Movie patrons purchase matinee tickets at the Bemidji Theatre Friday afternoon. The theater hopes to be converted to all digital by spring. Pioneer Photo/Monte Draper

Bemidji Theatre will be installing new, high-quality digital projectors in 2012.

The projectors and related equipment, estimated to cost about $750,000, are anticipated to be installed before summer begins, according to Dwight Gunderson, director of film buying for Cinema Entertainment Corp.

Using state-of-the-art digital projectors eliminates the use of 35 mm film. This means that picture quality will not degrade over multiple showings.

It also allows theaters to explore the use of alternative content, a growing sector of cinema that is still in its infancy.

With alternative content, theaters can experiment with different live or recorded showings that range from opera to sporting events. This gives people the opportunity to view events they might not otherwise be able to see.

"It really depends on what (a market's) interest is," Gunderson said. "We have to try to measure if that interest is high enough to justify the cost to bring it to the theater."

Showing alternative content is something that Bemidji resident Pamela Olson has been encouraging the Bemidji Theatre to do. Olson is a supporter of the opera and often travels to Fargo, N.D., to watch showings of Metropolitan Opera Live in HD, a series of live opera performances transmitted from New York City.

"I would go to Fargo as often as I can," Olson said.

Traveling to Fargo to take in the opera doesn't always fit into Olson's schedule, or budget. Olson says there is a strong group of opera enthusiasts that would love to bring the opera in Bemidji.

"I see such a wonderful arts community here," Olson said. "I believe it would be such an enhancement."

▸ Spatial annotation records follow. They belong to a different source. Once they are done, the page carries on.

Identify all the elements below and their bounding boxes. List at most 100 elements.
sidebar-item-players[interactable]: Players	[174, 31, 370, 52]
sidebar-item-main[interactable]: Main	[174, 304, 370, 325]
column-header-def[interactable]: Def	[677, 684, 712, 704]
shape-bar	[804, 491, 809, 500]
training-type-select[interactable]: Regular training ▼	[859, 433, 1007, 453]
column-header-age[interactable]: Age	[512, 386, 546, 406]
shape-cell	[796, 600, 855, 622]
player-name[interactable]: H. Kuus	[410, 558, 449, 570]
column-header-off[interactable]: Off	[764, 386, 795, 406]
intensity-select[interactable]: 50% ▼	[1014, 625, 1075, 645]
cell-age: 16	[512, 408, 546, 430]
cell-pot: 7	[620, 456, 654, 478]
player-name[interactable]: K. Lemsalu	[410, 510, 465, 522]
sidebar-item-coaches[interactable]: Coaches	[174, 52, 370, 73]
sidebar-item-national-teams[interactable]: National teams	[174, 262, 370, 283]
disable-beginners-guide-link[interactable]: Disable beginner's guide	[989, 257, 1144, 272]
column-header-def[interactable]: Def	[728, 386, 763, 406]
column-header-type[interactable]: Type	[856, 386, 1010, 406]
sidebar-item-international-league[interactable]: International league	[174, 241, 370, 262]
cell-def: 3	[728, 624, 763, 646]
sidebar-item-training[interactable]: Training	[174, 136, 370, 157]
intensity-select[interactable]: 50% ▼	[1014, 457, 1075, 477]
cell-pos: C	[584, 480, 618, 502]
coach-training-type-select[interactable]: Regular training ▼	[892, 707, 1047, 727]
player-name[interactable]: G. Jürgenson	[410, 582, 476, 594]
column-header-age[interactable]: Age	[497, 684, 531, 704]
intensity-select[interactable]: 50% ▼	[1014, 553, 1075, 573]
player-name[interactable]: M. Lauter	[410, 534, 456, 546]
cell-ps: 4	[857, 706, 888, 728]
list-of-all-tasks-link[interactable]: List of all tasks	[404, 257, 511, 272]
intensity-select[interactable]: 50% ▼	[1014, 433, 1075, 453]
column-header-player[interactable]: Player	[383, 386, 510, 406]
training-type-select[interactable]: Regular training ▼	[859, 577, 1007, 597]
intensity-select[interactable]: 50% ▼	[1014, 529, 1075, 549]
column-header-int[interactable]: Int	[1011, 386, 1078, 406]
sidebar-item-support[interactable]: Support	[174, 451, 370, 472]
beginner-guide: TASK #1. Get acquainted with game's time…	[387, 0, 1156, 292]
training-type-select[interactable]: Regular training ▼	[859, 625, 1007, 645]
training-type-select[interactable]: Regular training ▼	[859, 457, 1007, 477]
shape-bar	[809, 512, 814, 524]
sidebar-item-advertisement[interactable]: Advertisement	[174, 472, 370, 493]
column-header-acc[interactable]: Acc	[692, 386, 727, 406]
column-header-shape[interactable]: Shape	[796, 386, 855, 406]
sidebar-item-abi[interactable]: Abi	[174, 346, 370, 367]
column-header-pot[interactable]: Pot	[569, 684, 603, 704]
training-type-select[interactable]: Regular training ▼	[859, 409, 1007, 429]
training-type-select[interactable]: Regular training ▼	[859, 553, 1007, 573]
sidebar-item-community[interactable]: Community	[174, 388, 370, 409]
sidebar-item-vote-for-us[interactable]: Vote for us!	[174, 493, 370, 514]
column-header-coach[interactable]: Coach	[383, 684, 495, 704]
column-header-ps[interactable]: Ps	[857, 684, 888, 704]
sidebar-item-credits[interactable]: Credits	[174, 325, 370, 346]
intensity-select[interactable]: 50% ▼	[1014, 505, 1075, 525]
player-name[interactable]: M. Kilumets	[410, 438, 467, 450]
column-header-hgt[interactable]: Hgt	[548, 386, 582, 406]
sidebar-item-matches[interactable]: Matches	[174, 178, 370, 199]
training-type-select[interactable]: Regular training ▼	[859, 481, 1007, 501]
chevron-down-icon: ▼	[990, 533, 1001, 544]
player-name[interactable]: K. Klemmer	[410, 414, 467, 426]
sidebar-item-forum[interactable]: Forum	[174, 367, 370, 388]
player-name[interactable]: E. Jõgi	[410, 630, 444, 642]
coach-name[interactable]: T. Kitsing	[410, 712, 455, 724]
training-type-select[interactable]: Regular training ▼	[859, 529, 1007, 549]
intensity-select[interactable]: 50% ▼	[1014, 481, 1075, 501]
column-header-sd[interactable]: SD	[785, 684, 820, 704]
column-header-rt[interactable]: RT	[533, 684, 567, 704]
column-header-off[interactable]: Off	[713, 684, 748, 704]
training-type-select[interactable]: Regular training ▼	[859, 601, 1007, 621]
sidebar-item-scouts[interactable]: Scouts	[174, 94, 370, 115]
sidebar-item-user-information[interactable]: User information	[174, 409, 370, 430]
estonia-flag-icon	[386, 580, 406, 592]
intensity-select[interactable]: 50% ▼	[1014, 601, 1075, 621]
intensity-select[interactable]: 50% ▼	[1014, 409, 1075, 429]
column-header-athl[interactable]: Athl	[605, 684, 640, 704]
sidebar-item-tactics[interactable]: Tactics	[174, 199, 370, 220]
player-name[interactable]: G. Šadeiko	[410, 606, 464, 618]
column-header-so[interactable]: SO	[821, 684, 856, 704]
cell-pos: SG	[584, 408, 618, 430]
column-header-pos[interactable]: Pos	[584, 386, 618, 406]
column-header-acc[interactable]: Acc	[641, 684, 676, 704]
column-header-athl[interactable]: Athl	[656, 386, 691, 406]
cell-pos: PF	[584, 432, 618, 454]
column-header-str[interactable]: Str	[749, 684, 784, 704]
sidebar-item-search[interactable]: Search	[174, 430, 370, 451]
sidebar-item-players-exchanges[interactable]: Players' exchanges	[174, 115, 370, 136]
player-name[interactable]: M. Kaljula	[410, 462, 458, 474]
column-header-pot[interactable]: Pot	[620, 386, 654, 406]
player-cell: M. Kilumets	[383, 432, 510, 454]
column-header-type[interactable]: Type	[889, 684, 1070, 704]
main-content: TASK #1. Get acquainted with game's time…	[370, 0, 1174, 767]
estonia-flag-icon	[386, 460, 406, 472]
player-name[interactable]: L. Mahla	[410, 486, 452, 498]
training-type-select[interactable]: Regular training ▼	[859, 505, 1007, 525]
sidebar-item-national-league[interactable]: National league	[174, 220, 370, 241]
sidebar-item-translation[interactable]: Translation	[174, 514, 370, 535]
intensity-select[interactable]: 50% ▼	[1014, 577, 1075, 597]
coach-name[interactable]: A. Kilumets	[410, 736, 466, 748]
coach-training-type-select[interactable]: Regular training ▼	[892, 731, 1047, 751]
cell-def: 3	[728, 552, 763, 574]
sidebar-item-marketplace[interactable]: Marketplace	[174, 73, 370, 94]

Jennifer Swanson, associate professor and music department chair at Bemidji State, would also like to see the opera in Bemidji.

Swanson has viewed broadcasts by the Metropolitan Opera in Winnipeg and she has attended many major opera houses throughout the world. Being able to see alternative content, such as the opera, in Bemidji would let audience members experience these events without the travel.

"It really is the closest thing you can get to actually being there," Swanson said. "I think it would be great. There is a lot of support in the community."

Opera is one of the most popular showings at theaters across the country, but other content, such as 3D movies and live concerts are also well received. Ticket prices for alternative content are generally higher than a movie, with prices potentially ranging from $12-20.

Three major companies produce the alternative content: NCM Fathom, Cinedigm Digital Cinema and Specticast.

Cinema Entertainment Corp. will look at alternative content options and decide if any of them will be a good fit for the Bemidji market.

"There's a whole kind of experimentation process, and that's what we'll do," Gunderson said. "It allows us the opportunity to try other things."